En fait ce genre de pratique n’est pas aussi rare que l’on peut le supposer d’après ces éléments de jurisprudence, si l’on en juge par cet extrait de la décision THURIER c/ COMAU France du TGI Paris (3ème chbre 1ère section) du 25 avril 2007 :

« …La société COMAU France  a indiqué (…) que l’apparition du nom du demandeur comme inventeur (dans les brevets litigieux au nombre de 37) ne résulte que du fait de sa fonction et parce qu’il était responsable du dépôt des brevets, que désormais c’est le nom du président de l’entreprise qui apparaît comme inventeur… »

Incroyable pratique qui révèle une grave méconnaissance d'une règle essentielle de la loi américaine en matière de brevets : les brevets américains revendiquant la priorité de brevets mentionnant comme inventeur quelqu’un d'autre  que le véritable inventeur sont potentiellement nuls en application de la loi américaine !

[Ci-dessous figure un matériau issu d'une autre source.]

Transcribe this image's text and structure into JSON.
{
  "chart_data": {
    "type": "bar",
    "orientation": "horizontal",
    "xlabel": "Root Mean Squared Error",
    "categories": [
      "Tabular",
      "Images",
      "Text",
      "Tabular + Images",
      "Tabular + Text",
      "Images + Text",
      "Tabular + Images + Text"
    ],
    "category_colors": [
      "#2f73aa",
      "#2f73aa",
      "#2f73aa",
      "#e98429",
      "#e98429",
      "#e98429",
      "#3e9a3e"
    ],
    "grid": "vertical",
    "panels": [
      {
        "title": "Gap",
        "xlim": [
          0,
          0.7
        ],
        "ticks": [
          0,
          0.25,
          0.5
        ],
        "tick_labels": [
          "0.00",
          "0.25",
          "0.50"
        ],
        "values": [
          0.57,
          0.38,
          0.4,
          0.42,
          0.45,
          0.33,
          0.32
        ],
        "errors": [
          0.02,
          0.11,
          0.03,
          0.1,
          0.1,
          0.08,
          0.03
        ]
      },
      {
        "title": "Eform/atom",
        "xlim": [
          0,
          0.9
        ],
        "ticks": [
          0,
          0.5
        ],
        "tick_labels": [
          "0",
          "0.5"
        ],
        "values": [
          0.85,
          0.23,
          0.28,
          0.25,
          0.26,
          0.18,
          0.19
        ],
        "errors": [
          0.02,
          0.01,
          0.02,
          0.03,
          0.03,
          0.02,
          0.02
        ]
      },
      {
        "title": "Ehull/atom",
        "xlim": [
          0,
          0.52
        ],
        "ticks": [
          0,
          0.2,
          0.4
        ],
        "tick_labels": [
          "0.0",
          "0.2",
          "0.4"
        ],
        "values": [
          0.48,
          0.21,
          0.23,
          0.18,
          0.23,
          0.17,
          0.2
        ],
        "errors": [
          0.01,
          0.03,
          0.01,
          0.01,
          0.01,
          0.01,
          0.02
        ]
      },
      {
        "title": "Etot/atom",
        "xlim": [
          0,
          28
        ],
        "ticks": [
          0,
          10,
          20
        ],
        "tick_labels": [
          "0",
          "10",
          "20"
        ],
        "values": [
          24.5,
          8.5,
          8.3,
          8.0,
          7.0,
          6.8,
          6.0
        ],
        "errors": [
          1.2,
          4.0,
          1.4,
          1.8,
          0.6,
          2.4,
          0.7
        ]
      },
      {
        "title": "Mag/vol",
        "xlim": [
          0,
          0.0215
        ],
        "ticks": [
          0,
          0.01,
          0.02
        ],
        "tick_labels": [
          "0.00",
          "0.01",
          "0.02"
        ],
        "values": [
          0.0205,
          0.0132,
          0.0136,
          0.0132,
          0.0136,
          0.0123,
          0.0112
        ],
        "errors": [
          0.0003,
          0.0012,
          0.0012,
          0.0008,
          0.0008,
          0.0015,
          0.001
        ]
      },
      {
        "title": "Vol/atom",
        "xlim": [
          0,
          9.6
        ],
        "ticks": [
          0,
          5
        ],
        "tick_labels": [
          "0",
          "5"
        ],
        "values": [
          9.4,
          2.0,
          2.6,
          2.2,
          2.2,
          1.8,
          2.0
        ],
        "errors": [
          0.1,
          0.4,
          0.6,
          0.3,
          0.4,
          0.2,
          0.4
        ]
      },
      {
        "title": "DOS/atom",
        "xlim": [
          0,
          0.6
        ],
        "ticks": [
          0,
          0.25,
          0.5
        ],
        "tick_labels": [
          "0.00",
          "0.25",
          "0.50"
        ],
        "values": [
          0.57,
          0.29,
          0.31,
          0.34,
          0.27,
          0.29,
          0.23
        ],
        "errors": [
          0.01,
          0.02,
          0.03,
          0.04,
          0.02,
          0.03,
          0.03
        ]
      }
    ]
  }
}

Enfin, la nomination comme co- inventeurs dans les brevets  de directeurs de recherches, de R & D, commerciaux ...conjointement aux véritables inventeurs  salariés sans avoir réellement participé à la conception et à la réalisation de l'invention reste  probablement assez fréquente.

Cette pratique doit être prohibée. La limite à ne pas franchir pour départager les personnes qui sont fondées à être reconnus et citées dans un brevet comme inventeurs de celles qui n'y ont aucun droit est clairement tracée par le présent arrêt Cregut c/ CITEC de la cour d'appel de Paris...

En particulier le simple fait d'assister à des réunions "produits" où sont définies et discutées de nouvelles caractéristiques brevetables d'un produit, sans y apporter aucune contribution personnelle concrète, ne donne aucun droit ni légitimité à être nommé comme inventeur ou co- inventeur.

Enfin si la qualité d'inventeur a été déniée à M. Cregut, le ou les véritables inventeurs salariés ne sont pas pour autant cités à sa place. Ce sont vraisemblablement les noms cités dans l'arrêt mais leur qualité d'inventeurs n'est pas officiellement reconnue pour autant. De sorte qu'ils ont été lésés et ont subi un préjudice non réparé, tant moral que matériel par la non- perception des rémunérations supplémentaires d'inventions dont ils auraient dû bénéficier.